California’s Road Repair and Accountability Act of 2017 (Senate Bill 1) added new taxes on gasoline and diesel fuel in that state to pay for roadway infrastructure. It also added an annual registration fee beginning in 2020 on new zero-emission vehicles (ZEVs), recognizing that these vehicles do not use gasoline for at least a portion of their operation. The new law also asked the University of California, Davis’ Institute of Transportation Studies to evaluate this new ZEV registration fee. That analysis was released in December.
While registration fees for ZEVs are not unique to California, that state has a higher adoption rate for this technology than others. So this new fee has the potential to have a greater impact in California than elsewhere, particularly if former Governor Jerry Brown’s goal of 5 million ZEVs on California roadways by 2030 is realized.
The UC-Davis researchers identify several major drawbacks of the registration fee. Assuming the expected shift toward ZEVs come to reality, they expect roadway infrastructure to be underfunded by more than $500 million annually. And while a gasoline tax is effectively based on usage, the ZEV fee is a flat fee regardless of how many miles per year the vehicle is driven.
Further, there are equity concerns. For example, plug-in hybrid owners would pay both gasoline taxes and the registration fee. And ZEV owners, the study authors found, would pay even more under the fee than with a gasoline tax alone.
Another critical issue is that the new fee may also suppress ZEV sales at a critical time in the development of the technology, preventing California from meeting its climate change and air quality goals.

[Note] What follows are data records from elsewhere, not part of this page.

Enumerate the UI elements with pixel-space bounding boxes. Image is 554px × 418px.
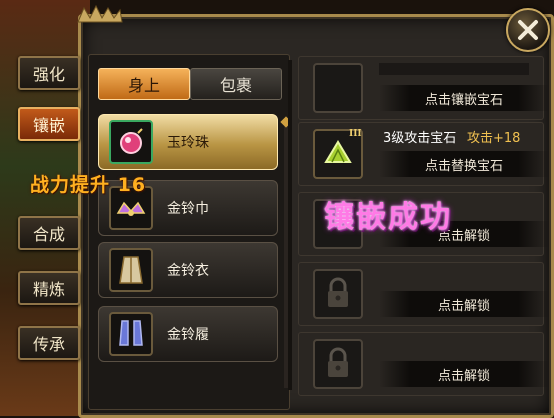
equipment-item-boots[interactable]: 金铃履 — [98, 306, 278, 362]
lock-icon — [313, 339, 363, 389]
gem-slot-1[interactable]: 点击镶嵌宝石 — [298, 56, 549, 120]
gem-slot-5[interactable]: 点击解锁 — [298, 332, 549, 396]
tab-label: 镶嵌 — [32, 116, 65, 135]
tab-label: 强化 — [32, 65, 65, 84]
tab-inherit[interactable]: 传承 — [18, 326, 80, 360]
robe-icon — [109, 248, 153, 292]
tab-embed[interactable]: 镶嵌 — [18, 107, 80, 141]
gem-level-badge: III — [349, 129, 362, 139]
equipment-item-name: 金铃衣 — [167, 263, 209, 279]
equipment-item-name: 金铃巾 — [167, 201, 209, 217]
tab-label: 传承 — [32, 335, 65, 354]
tab-synthesize[interactable]: 合成 — [18, 216, 80, 250]
tab-bag[interactable]: 包裹 — [190, 68, 282, 100]
gem-stat: 攻击+18 — [467, 131, 521, 146]
embed-success-banner: 镶嵌成功 — [324, 200, 452, 235]
close-icon — [518, 20, 538, 40]
close-button[interactable] — [506, 8, 550, 52]
jade-bead-icon — [109, 120, 153, 164]
embed-gem-action[interactable]: 点击镶嵌宝石 — [379, 85, 549, 111]
slot-name-bar — [379, 63, 529, 75]
gem-slot-2[interactable]: 3级攻击宝石 攻击+18 III 点击替换宝石 — [298, 122, 549, 186]
boots-icon — [109, 312, 153, 356]
gem-slot-4[interactable]: 点击解锁 — [298, 262, 549, 326]
tab-equipped[interactable]: 身上 — [98, 68, 190, 100]
gem-name: 3级攻击宝石 — [383, 131, 457, 146]
lock-icon — [313, 269, 363, 319]
toggle-label: 包裹 — [219, 76, 252, 95]
equipment-item-jade-bead[interactable]: 玉玲珠 — [98, 114, 278, 170]
tab-strengthen[interactable]: 强化 — [18, 56, 80, 90]
empty-slot-icon — [313, 63, 363, 113]
equipment-item-robe[interactable]: 金铃衣 — [98, 242, 278, 298]
replace-gem-action[interactable]: 点击替换宝石 — [379, 151, 549, 177]
tab-label: 精炼 — [32, 280, 65, 299]
crown-ornament-icon — [77, 4, 123, 23]
unlock-action[interactable]: 点击解锁 — [379, 361, 549, 387]
unlock-action[interactable]: 点击解锁 — [379, 291, 549, 317]
equipment-item-name: 玉玲珠 — [167, 135, 209, 151]
power-increase-popup: 战力提升 16 — [30, 174, 147, 196]
toggle-label: 身上 — [127, 76, 160, 95]
panel-divider — [288, 60, 292, 390]
tab-refine[interactable]: 精炼 — [18, 271, 80, 305]
tab-label: 合成 — [32, 225, 65, 244]
equipment-item-name: 金铃履 — [167, 327, 209, 343]
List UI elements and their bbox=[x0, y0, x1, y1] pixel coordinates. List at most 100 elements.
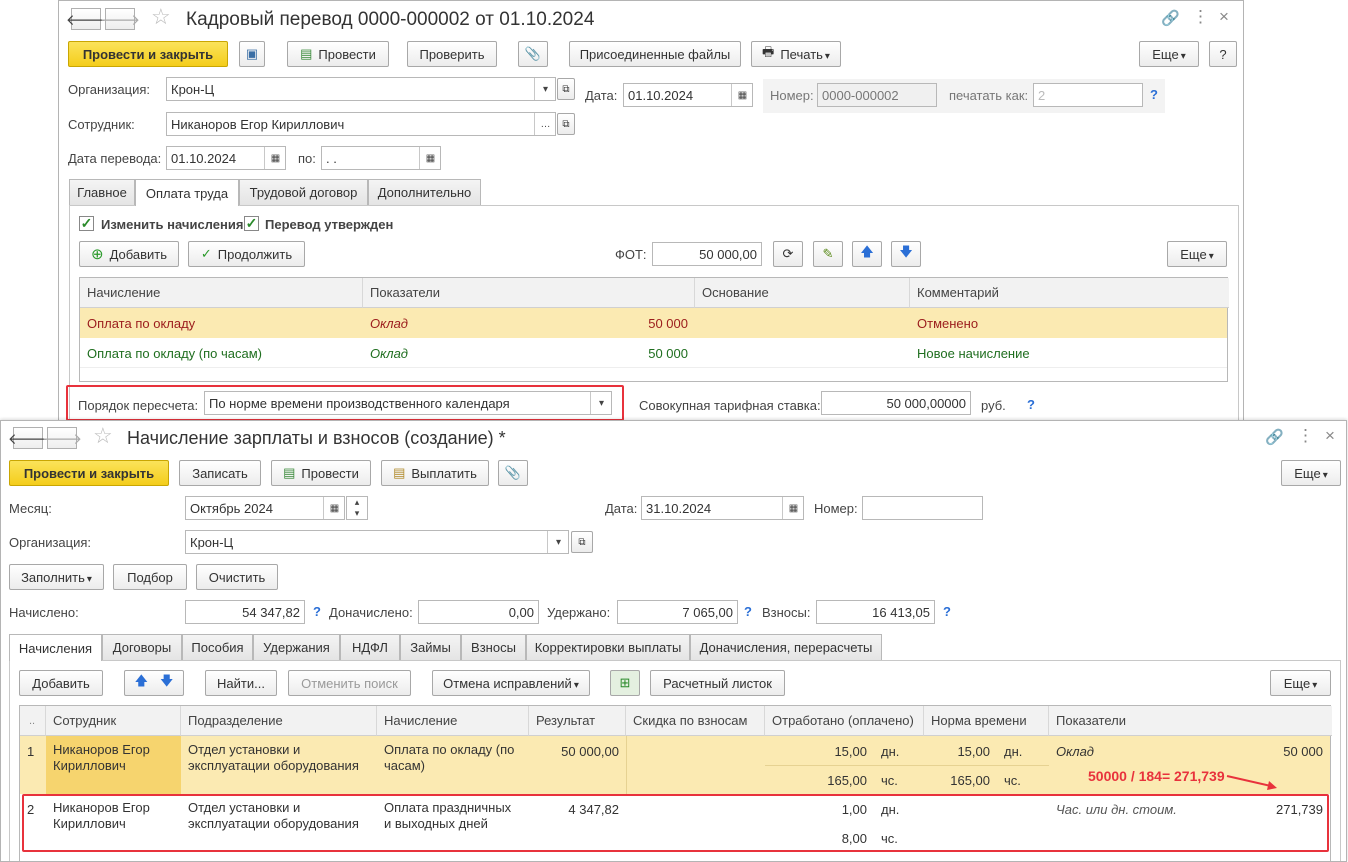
save-button[interactable]: Записать bbox=[179, 460, 261, 486]
col-index[interactable]: .. bbox=[20, 706, 46, 736]
more-button[interactable]: Еще bbox=[1139, 41, 1199, 67]
col-norm[interactable]: Норма времени bbox=[924, 706, 1049, 736]
more-button[interactable]: Еще bbox=[1281, 460, 1341, 486]
attachment-icon[interactable]: 📎 bbox=[518, 41, 548, 67]
find-button[interactable]: Найти... bbox=[205, 670, 277, 696]
recalc-field[interactable]: По норме времени производственного кален… bbox=[204, 391, 612, 415]
date-field[interactable]: 01.10.2024 ▦ bbox=[623, 83, 753, 107]
attachment-icon[interactable]: 📎 bbox=[498, 460, 528, 486]
tab-deductions[interactable]: Удержания bbox=[253, 634, 340, 660]
col-accrual[interactable]: Начисление bbox=[377, 706, 529, 736]
cancel-search-button[interactable]: Отменить поиск bbox=[288, 670, 411, 696]
save-icon[interactable]: ▣ bbox=[239, 41, 265, 67]
tab-contracts[interactable]: Договоры bbox=[102, 634, 182, 660]
move-up-icon[interactable]: 🡅 bbox=[852, 241, 882, 267]
pay-button[interactable]: ▤ Выплатить bbox=[381, 460, 489, 486]
close-icon[interactable]: × bbox=[1219, 7, 1229, 27]
calendar-icon[interactable]: ▦ bbox=[731, 84, 752, 106]
col-department[interactable]: Подразделение bbox=[181, 706, 377, 736]
transfer-date-field[interactable]: 01.10.2024 ▦ bbox=[166, 146, 286, 170]
transfer-approved-checkbox[interactable]: ✓ bbox=[244, 215, 259, 231]
print-as-field[interactable]: 2 bbox=[1033, 83, 1143, 107]
tab-additional[interactable]: Дополнительно bbox=[368, 179, 481, 205]
link-icon[interactable]: 🔗 bbox=[1265, 428, 1284, 446]
cancel-corrections-button[interactable]: Отмена исправлений bbox=[432, 670, 590, 696]
col-basis[interactable]: Основание bbox=[695, 278, 910, 308]
print-as-help[interactable]: ? bbox=[1150, 87, 1158, 102]
move-down-icon[interactable]: 🡇 bbox=[891, 241, 921, 267]
col-accrual[interactable]: Начисление bbox=[80, 278, 363, 308]
refresh-icon[interactable]: ⟳ bbox=[773, 241, 803, 267]
favorite-star-icon[interactable]: ☆ bbox=[151, 4, 171, 30]
month-stepper[interactable]: ▴ ▾ bbox=[346, 496, 368, 520]
table-row[interactable]: Оплата по окладу Оклад 50 000 Отменено bbox=[80, 308, 1227, 338]
menu-icon[interactable]: ⋮ bbox=[1297, 426, 1314, 446]
col-discount[interactable]: Скидка по взносам bbox=[626, 706, 765, 736]
dropdown-icon[interactable]: ▾ bbox=[534, 78, 555, 100]
accrued-help[interactable]: ? bbox=[313, 604, 321, 619]
dropdown-icon[interactable]: ▾ bbox=[547, 531, 568, 553]
payslip-button[interactable]: Расчетный листок bbox=[650, 670, 785, 696]
date-field[interactable]: 31.10.2024 ▦ bbox=[641, 496, 804, 520]
calendar-icon[interactable]: ▦ bbox=[264, 147, 285, 169]
col-worked[interactable]: Отработано (оплачено) bbox=[765, 706, 924, 736]
move-up-icon[interactable]: 🡅 bbox=[135, 672, 148, 694]
close-icon[interactable]: × bbox=[1325, 426, 1335, 446]
move-down-icon[interactable]: 🡇 bbox=[160, 672, 173, 694]
table-row[interactable]: 1 Никаноров Егор Кириллович Отдел устано… bbox=[20, 736, 1330, 794]
open-icon[interactable]: ⧉ bbox=[557, 113, 575, 135]
calendar-icon[interactable]: ▦ bbox=[419, 147, 440, 169]
table-settings-icon[interactable]: ⊞ bbox=[610, 670, 640, 696]
change-accruals-checkbox[interactable]: ✓ bbox=[79, 215, 94, 231]
help-button[interactable]: ? bbox=[1209, 41, 1237, 67]
tab-contributions[interactable]: Взносы bbox=[461, 634, 526, 660]
col-result[interactable]: Результат bbox=[529, 706, 626, 736]
col-employee[interactable]: Сотрудник bbox=[46, 706, 181, 736]
continue-button[interactable]: ✓ Продолжить bbox=[188, 241, 305, 267]
tab-loans[interactable]: Займы bbox=[400, 634, 461, 660]
tab-benefits[interactable]: Пособия bbox=[182, 634, 253, 660]
menu-icon[interactable]: ⋮ bbox=[1192, 7, 1209, 27]
contrib-help[interactable]: ? bbox=[943, 604, 951, 619]
open-icon[interactable]: ⧉ bbox=[571, 531, 593, 553]
edit-icon[interactable]: ✎ bbox=[813, 241, 843, 267]
clear-button[interactable]: Очистить bbox=[196, 564, 278, 590]
number-field[interactable] bbox=[862, 496, 983, 520]
month-field[interactable]: Октябрь 2024 ▦ bbox=[185, 496, 345, 520]
to-date-field[interactable]: . . ▦ bbox=[321, 146, 441, 170]
more-button[interactable]: Еще bbox=[1270, 670, 1331, 696]
forward-button[interactable]: 🡒 bbox=[100, 8, 140, 30]
tab-accruals[interactable]: Начисления bbox=[9, 634, 102, 661]
org-field[interactable]: Крон-Ц ▾ bbox=[185, 530, 569, 554]
calendar-icon[interactable]: ▦ bbox=[782, 497, 803, 519]
post-and-close-button[interactable]: Провести и закрыть bbox=[68, 41, 228, 67]
rate-help[interactable]: ? bbox=[1027, 397, 1035, 412]
tab-main[interactable]: Главное bbox=[69, 179, 135, 205]
dropdown-icon[interactable]: ▾ bbox=[590, 392, 611, 414]
favorite-star-icon[interactable]: ☆ bbox=[93, 423, 113, 449]
col-indicators[interactable]: Показатели bbox=[363, 278, 695, 308]
calendar-icon[interactable]: ▦ bbox=[323, 497, 344, 519]
select-icon[interactable]: … bbox=[534, 113, 555, 135]
print-button[interactable]: 🖶 Печать bbox=[751, 41, 841, 67]
post-and-close-button[interactable]: Провести и закрыть bbox=[9, 460, 169, 486]
tab-payment[interactable]: Оплата труда bbox=[135, 179, 239, 206]
tab-payment-corrections[interactable]: Корректировки выплаты bbox=[526, 634, 690, 660]
table-row[interactable]: Оплата по окладу (по часам) Оклад 50 000… bbox=[80, 338, 1227, 368]
add-button[interactable]: Добавить bbox=[19, 670, 103, 696]
post-button[interactable]: ▤ Провести bbox=[287, 41, 389, 67]
back-button[interactable]: 🡐 bbox=[8, 427, 48, 449]
select-button[interactable]: Подбор bbox=[113, 564, 187, 590]
tab-ndfl[interactable]: НДФЛ bbox=[340, 634, 400, 660]
withheld-help[interactable]: ? bbox=[744, 604, 752, 619]
link-icon[interactable]: 🔗 bbox=[1161, 9, 1180, 27]
col-indicators[interactable]: Показатели bbox=[1049, 706, 1332, 736]
fill-button[interactable]: Заполнить bbox=[9, 564, 104, 590]
back-button[interactable]: 🡐 bbox=[66, 8, 106, 30]
tab-recalculations[interactable]: Доначисления, перерасчеты bbox=[690, 634, 882, 660]
attached-files-button[interactable]: Присоединенные файлы bbox=[569, 41, 741, 67]
post-button[interactable]: ▤ Провести bbox=[271, 460, 371, 486]
forward-button[interactable]: 🡒 bbox=[42, 427, 82, 449]
move-buttons[interactable]: 🡅 🡇 bbox=[124, 670, 184, 696]
org-field[interactable]: Крон-Ц ▾ bbox=[166, 77, 556, 101]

The study concludes with a comparison of two other funding mechanisms: a tax on alternative fuels similar to the gasoline tax and a road user charge, i.e., a mileage-based fee. The researchers found that the road user charge applied only to ZEVs—leaving the gasoline tax in place for traditional vehicles—is the most sustainable solution. Although administrative costs for fee collection are a concern, the road user charge will ensure California can meet its funding needs and won’t be susceptible to reduced tax collection due to efficiency increases.
To recover declining gas tax revenues, at least 20 states have passed legislation requiring hybrid and/or plug-in electric vehicle owners to pay a special registration fee of up to $200 in addition to the standard fees.
While states need to recover lost revenue from declining gas tax revenues—due to both increasing fuel efficiencies as well as increased sales of ZEV and other hybrid vehicles—the study shows that a special registration fee is not the best way to do so. Such a fee will not allow California to pay its infrastructure costs and decouples the cost from actual vehicle usage. A road user charge is a far better way to ensure that drivers pay their fair share for their actual usage of California’s (and other states’) roadways.
Brian Lutenegger is a Program Associate at Smart Growth America.